ISHIDA TAKASHI AND GENEALOGY OF ABSTRACT ANIMATION

Dec. 22, 2009Feb. 7, 2010

  • Dec. 22, 2009Feb. 7, 2010
  • Closed Every Week Monday (When a closure day is a public holiday or a substitute holiday, it is the next day),from December 29 to January 1.
  • Admission:Adults ¥500(400)/College Students ¥400(320)/High School and Junior High School Students, Over 65 ¥250(200)

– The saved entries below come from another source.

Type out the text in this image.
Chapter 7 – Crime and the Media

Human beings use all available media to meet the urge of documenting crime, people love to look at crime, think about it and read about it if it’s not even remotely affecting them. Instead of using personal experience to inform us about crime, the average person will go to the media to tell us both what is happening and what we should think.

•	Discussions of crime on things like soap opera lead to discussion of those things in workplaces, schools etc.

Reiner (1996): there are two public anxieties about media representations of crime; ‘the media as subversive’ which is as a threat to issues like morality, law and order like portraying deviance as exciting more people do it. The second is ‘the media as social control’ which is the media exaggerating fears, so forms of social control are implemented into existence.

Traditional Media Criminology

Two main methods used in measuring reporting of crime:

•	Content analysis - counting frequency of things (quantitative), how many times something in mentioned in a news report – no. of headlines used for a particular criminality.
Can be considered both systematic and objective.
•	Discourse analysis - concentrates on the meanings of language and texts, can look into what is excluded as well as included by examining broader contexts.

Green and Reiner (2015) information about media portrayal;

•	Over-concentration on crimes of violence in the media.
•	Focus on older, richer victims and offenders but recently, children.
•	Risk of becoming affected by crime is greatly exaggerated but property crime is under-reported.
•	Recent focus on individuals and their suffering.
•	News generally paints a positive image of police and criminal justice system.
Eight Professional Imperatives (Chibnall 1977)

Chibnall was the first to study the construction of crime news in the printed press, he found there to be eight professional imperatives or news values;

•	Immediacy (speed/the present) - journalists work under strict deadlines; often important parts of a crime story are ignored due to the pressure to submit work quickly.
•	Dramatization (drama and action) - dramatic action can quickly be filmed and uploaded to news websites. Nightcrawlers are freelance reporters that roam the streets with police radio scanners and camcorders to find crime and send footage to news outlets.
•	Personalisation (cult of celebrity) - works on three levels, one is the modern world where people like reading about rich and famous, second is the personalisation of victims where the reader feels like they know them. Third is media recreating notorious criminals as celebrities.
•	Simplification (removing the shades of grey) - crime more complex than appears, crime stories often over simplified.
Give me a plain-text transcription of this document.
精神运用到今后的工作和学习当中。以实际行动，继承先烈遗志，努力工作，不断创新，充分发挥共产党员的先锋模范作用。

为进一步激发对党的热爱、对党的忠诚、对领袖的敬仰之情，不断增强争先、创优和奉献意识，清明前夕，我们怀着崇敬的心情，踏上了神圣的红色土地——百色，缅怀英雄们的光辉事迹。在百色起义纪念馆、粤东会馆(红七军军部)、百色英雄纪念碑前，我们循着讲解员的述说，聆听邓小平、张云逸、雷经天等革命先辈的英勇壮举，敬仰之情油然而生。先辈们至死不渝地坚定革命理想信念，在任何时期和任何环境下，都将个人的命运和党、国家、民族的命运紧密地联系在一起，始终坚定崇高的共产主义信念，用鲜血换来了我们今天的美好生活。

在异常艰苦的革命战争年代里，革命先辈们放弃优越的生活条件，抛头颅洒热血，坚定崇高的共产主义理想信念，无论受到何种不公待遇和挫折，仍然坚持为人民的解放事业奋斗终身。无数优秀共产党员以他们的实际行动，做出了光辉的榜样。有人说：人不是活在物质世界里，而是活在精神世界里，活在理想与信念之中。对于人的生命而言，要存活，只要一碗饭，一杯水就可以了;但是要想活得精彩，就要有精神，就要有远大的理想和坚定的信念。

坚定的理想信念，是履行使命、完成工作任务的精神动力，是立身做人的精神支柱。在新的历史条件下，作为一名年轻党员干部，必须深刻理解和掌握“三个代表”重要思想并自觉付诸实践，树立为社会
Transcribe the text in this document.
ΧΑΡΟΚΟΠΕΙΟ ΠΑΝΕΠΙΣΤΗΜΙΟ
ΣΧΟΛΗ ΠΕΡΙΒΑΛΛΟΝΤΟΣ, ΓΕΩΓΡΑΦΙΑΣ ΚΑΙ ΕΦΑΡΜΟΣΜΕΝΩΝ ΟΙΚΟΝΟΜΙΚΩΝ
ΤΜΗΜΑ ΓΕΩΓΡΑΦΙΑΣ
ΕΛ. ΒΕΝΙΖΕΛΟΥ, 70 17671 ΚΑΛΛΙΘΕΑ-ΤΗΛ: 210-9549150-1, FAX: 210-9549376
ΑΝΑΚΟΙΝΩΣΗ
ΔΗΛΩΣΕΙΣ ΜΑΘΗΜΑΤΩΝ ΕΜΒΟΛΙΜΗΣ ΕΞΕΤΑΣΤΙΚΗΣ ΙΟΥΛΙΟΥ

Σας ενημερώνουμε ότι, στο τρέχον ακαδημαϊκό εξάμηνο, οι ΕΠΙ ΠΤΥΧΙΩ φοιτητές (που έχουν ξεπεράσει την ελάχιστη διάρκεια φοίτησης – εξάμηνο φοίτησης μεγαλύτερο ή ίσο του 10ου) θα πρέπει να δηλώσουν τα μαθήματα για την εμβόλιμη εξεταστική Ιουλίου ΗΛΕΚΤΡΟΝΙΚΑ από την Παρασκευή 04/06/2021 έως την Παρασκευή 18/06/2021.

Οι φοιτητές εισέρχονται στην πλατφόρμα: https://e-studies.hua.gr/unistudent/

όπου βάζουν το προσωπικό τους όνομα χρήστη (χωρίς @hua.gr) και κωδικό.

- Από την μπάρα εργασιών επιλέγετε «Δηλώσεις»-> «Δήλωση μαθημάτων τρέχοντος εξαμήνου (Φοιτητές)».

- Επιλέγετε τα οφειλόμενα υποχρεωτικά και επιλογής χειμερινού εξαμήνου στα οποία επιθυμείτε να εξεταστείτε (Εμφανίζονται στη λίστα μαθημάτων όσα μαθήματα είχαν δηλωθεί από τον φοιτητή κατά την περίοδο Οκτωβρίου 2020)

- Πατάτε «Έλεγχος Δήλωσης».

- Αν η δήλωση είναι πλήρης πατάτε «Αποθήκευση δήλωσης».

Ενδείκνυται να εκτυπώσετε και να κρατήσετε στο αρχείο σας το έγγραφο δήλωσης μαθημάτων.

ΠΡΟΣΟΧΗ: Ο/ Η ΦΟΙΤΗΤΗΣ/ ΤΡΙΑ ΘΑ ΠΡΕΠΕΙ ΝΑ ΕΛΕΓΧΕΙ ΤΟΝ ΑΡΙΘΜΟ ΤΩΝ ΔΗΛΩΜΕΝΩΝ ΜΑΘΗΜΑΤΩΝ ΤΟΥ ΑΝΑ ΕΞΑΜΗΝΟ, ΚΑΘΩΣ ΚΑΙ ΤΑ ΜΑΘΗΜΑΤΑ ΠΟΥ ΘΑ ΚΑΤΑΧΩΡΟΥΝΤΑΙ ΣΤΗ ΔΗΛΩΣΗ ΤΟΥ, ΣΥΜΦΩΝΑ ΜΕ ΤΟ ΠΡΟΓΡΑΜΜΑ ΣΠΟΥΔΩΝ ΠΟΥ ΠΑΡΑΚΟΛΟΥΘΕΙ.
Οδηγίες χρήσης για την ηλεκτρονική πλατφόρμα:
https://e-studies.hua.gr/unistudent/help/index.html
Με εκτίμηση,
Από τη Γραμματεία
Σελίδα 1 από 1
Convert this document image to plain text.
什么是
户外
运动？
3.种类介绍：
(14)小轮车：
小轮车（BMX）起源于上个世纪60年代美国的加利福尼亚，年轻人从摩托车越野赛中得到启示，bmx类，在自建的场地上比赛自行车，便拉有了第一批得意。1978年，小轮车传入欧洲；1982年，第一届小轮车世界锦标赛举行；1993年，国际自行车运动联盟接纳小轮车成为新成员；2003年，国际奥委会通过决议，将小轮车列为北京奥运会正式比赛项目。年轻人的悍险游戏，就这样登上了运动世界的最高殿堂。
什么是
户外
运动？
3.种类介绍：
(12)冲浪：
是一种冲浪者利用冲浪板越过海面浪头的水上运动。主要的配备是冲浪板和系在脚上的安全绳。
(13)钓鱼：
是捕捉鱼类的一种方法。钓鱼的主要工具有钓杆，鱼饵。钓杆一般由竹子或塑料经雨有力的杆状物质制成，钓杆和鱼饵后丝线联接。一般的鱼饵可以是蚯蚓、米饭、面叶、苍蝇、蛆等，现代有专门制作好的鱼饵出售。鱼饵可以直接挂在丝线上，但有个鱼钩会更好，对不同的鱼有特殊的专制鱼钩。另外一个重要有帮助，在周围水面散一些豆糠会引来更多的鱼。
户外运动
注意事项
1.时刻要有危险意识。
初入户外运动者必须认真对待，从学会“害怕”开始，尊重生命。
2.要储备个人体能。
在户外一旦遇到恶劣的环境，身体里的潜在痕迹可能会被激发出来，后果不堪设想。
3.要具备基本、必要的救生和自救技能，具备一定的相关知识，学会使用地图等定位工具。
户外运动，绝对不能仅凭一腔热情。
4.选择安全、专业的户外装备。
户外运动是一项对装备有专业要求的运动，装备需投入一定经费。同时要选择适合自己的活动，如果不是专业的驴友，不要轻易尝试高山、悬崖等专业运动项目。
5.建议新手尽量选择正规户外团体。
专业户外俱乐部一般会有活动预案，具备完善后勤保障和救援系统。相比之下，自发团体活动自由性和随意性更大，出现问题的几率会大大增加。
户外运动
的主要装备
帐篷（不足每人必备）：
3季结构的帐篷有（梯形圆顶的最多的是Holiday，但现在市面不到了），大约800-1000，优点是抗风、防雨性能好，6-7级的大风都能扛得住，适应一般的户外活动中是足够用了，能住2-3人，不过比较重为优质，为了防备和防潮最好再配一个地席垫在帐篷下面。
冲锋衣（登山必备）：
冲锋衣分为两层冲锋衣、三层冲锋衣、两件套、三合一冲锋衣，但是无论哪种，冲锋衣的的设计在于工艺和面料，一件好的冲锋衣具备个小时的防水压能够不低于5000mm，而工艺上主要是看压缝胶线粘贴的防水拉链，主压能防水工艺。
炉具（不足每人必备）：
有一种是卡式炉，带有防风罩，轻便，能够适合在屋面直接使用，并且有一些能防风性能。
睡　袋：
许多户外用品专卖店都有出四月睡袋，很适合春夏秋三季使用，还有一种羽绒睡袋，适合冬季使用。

Since opening in 1995 as Japan's only museum specializing in photography and imaging culture, the Tokyo Metropolitan Museum of Photography has held exhibitions spanning a wide range of image-related fields. The museum’s visual media collection includes about 3,000 items dating from the prehistory of imaging to the present, including works of art in visual media, imaging equipment, antiquarian books in the field, and other references. This remarkable collection makes possible the exploration of imaging culture in depth. Quest for Vision, the new series of exhibitions launched last year, is planned as an annual series in which each exhibition addresses one of the fundamental concepts underling the activities of the Images and Technology Gallery. The full series will include imagination (2008), animation (2009), 3D vision (2010), enlarging and reducing (2011), and the image as record (2012). All are focused on works from the collection, augmented by a variety of special exhibits. All also employ a methodology of broad thematic presentation that combines historic and contemporary approaches in a multifaceted exploration of the concept of vision. Ishida Takashi and the Genealogy of Abstract Animation, the exhibition for 2009, is the second in the Quest for Vision series. In exploring the world of abstract animation, it presents the principles of animation in an easy-to-understand way and abstract animation as an alternative to the more familiar character animation (which features representations of people, other living creatures, or things as characters and a narrative line). The exhibition also offers a special collection of abstract animations, old and new, by the dynamic artist Ishida Takashi.

 

 Exhibition Structure and Highlights

 

The exhibition will include about 60 items, including visual media, photographs, prints, installations, imaging equipment, and reference materials.

 

Part 1: The Principles of Animation This section traces the evolution of visual equipment, focusing on a selection from the museum’s visual media collection of over 3,000 items. Some of the historic sets of equipment, such as the phenakistoscope, are beautifully decorated works of art in themselves. Here visitors will discover how Eadweard Muybridge and Étienne-Jules Marey, among others, used photography to capture how human beings and animals move and provide an accurate explication of their motions, which had until then been only imagined and poorly understood. Through these and a variety of other materials, this section introduces the history and principles of animation, including contemporary work. The exhibits will include a phenakistoscope, a Newton’s disk, and works by Eadweard Muybridge and Étienne-Jules Marey.

 

Part 2: The Genealogy of Abstract Animation This section explores the history of abstract animation in early films. Those early works are presented along with paintings from the same period to explore the relationships between animation, painting, and music. The exhibits will include work by Wassily Kandinsky, El Lissitzky, Lazlo Moholy-Nagy, Hans Richter, Viking Eggeling, Oscar Fischinger, Len Lye, Jikken Kobo (Experimental Workshop), Man Ray, Marcel Duchamp, Ishimoto Yasuhiro, Ohtsuji Kiyoji, and Tsuji Saiko.

 

Part 3: Special Ishida Takashi Exhibition Each of this series of exhibitions also presents new and recent work by dynamic, internationally known artists in the field of imaging. This year’s special exhibition showcases the work of filmmaker and multidisciplinary artist Ishida Takashi, whose work has been shown at film festivals and exhibitions throughout the world. The exhibits will include Scroll (1995), The Art of the Fugue (2001), Film of the Sea (2006), and an installation of new work.